Fail to reject the null hypothesis at the 1% significance level.


**Answer** \#YOUR ANSWER

The p value test is suitable for the distribution. the p-value  tells you how likely the data you have observed is to have occurred under the null hypothesis.
We fail to reject the null hipotesis at 1% significant level and reject the null hypothesis at the 5% signicance level.

# Task 2 (2 points)

Is the condition of the material on the exterior (`'ExterCond'`) independent of the exterior material quality (`'ExterQual'`)?

Find it out using hypothesis testing ($\alpha = 5\%$)

In [None]:
#YOUR CODE

from scipy.stats import chi2_contingency


# Creating a contingency table of ExterCond and ExterQual
contingency_table = pd.crosstab(df['ExterCond'], df['ExterQual'])

# Performing the chi-square test of independence
chi2_stat, p_value, dof, expected = chi2_contingency(contingency_table)

print("Chi-square Statistic:", chi2_stat)
print("p-value:", p_value)

# Determining if we reject or fail to reject the null hypothesis at α = 5%
alpha = 0.05
if p_value < alpha:
    print("Reject the null hypothesis: ExterCond and ExterQual are not independent.")
else:
    print("Fail to reject the null hypothesis: ExterCond and ExterQual are independent.")


Chi-square Statistic: 156.2895311162874
p-value: 2.9908872405484838e-27
Reject the null hypothesis: ExterCond and ExterQual are not independent.


**Answer** \#YOUR ANSWER.
both the material and the quality are not independent of eachother.

# Task 3 (2 points)

The *United Housing Journal™* conducted theoretical research and calculated the probabilities that house is located in a particular zone (`'MSZoning'`):

* $0.01$ - Agriculture
* $0.01$ - Commercial
* $0.05$ - Floating Village Residential
* $0.01$ - Industrial
* $0.01$ - Residential High Density
* $0.8$ - Residential Low Density
* $0.01$ - Residential Low Density Park
* $0.1$ - Residential Medium Density

Does the data from our dataset follow this distribution?

Find it out using hypothesis testing ($\alpha = 5\%$)

In [None]:
#YOUR CODE


from scipy.stats import chisquare

# Defining the theoretical probabilities from the *United Housing Journal™*
theoretical_probs = {
    'A': 0.01,  # Agriculture
    'C': 0.01,  # Commercial
    'FV': 0.05, # Floating Village Residential
    'I': 0.01,  # Industrial
    'RH': 0.01, # Residential High Density
    'RL': 0.8,  # Residential Low Density
    'RP': 0.01, # Residential Low Density Park
    'RM': 0.1   # Residential Medium Density
}

# Calculating the observed frequencies from the dataset
observed_counts = df['MSZoning'].value_counts().reindex(theoretical_probs.keys(), fill_value=0)

# Calculating the expected frequencies based on the theoretical probabilities
total_count = observed_counts.sum()
expected_counts = [total_count * prob for prob in theoretical_probs.values()]

# Performing the chi-square goodness-of-fit test
chi2_stat, p_value = chisquare(f_obs=observed_counts, f_exp=expected_counts)

print("Chi-square Statistic:", chi2_stat)
print("p-value:", p_value)

# Decision based on significance level α = 5%
alpha = 0.05
if p_value < alpha:
    print("Reject the null hypothesis: The data does not follow the theoretical distribution.")
else:
    print("Fail to reject the null hypothesis: The data follows the theoretical distribution.")


Chi-square Statistic: 95.75258620689655
p-value: 8.111526055720843e-18
Reject the null hypothesis: The data does not follow the theoretical distribution.


**Answer** \#YOUR ANSWER

Using a significant level of 5%, the data does not follow the theoretical distribution.

#Task 4 (2 points)

Let's compare houses that has access to differnet types of alleys (`'Alley'`).
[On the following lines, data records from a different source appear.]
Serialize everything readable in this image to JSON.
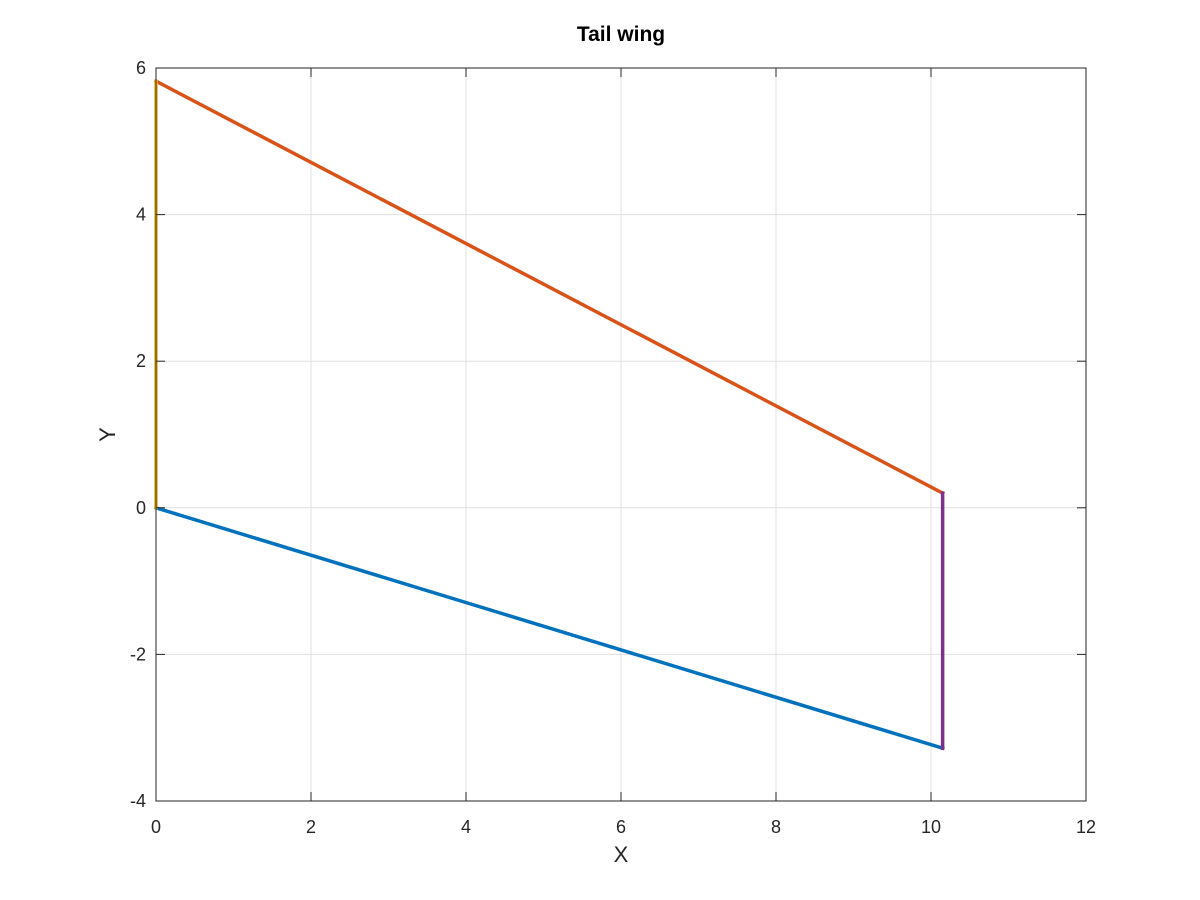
{
  "chart_data": {
    "type": "line",
    "title": "Tail wing",
    "xlabel": "X",
    "ylabel": "Y",
    "xlim": [
      0,
      12
    ],
    "ylim": [
      -4,
      6
    ],
    "xticks": [
      0,
      2,
      4,
      6,
      8,
      10,
      12
    ],
    "yticks": [
      -4,
      -2,
      0,
      2,
      4,
      6
    ],
    "grid": true,
    "box": true,
    "series": [
      {
        "color": "#0072BD",
        "x": [
          0,
          10.15
        ],
        "y": [
          0,
          -3.28
        ]
      },
      {
        "color": "#D95319",
        "x": [
          0,
          10.15
        ],
        "y": [
          5.82,
          0.2
        ]
      },
      {
        "color": "#EDB120",
        "x": [
          0,
          0
        ],
        "y": [
          0,
          5.82
        ]
      },
      {
        "color": "#7E2F8E",
        "x": [
          10.15,
          10.15
        ],
        "y": [
          -3.28,
          0.2
        ]
      }
    ]
  }
}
Do they have the same linear feet of street connected to property (`'LotFrontage'`)?

Find it out using hypothesis testing ($\alpha = 5\%$)

In [None]:
#YOUR CODE


from scipy.stats import f_oneway

# Dropping rows where 'LotFrontage' or 'Alley' is NaN to ensure valid comparison
df = df[['LotFrontage', 'Alley']].dropna()

# Grouping 'LotFrontage' values by different types of 'Alley'
gravel_frontage = df[df['Alley'] == 'Grvl']['LotFrontage']
paved_frontage = df[df['Alley'] == 'Pave']['LotFrontage']
no_alley_frontage = df[df['Alley'].isnull()]['LotFrontage']

# Performing the one-way ANOVA test
f_stat, p_value = f_oneway(gravel_frontage, paved_frontage)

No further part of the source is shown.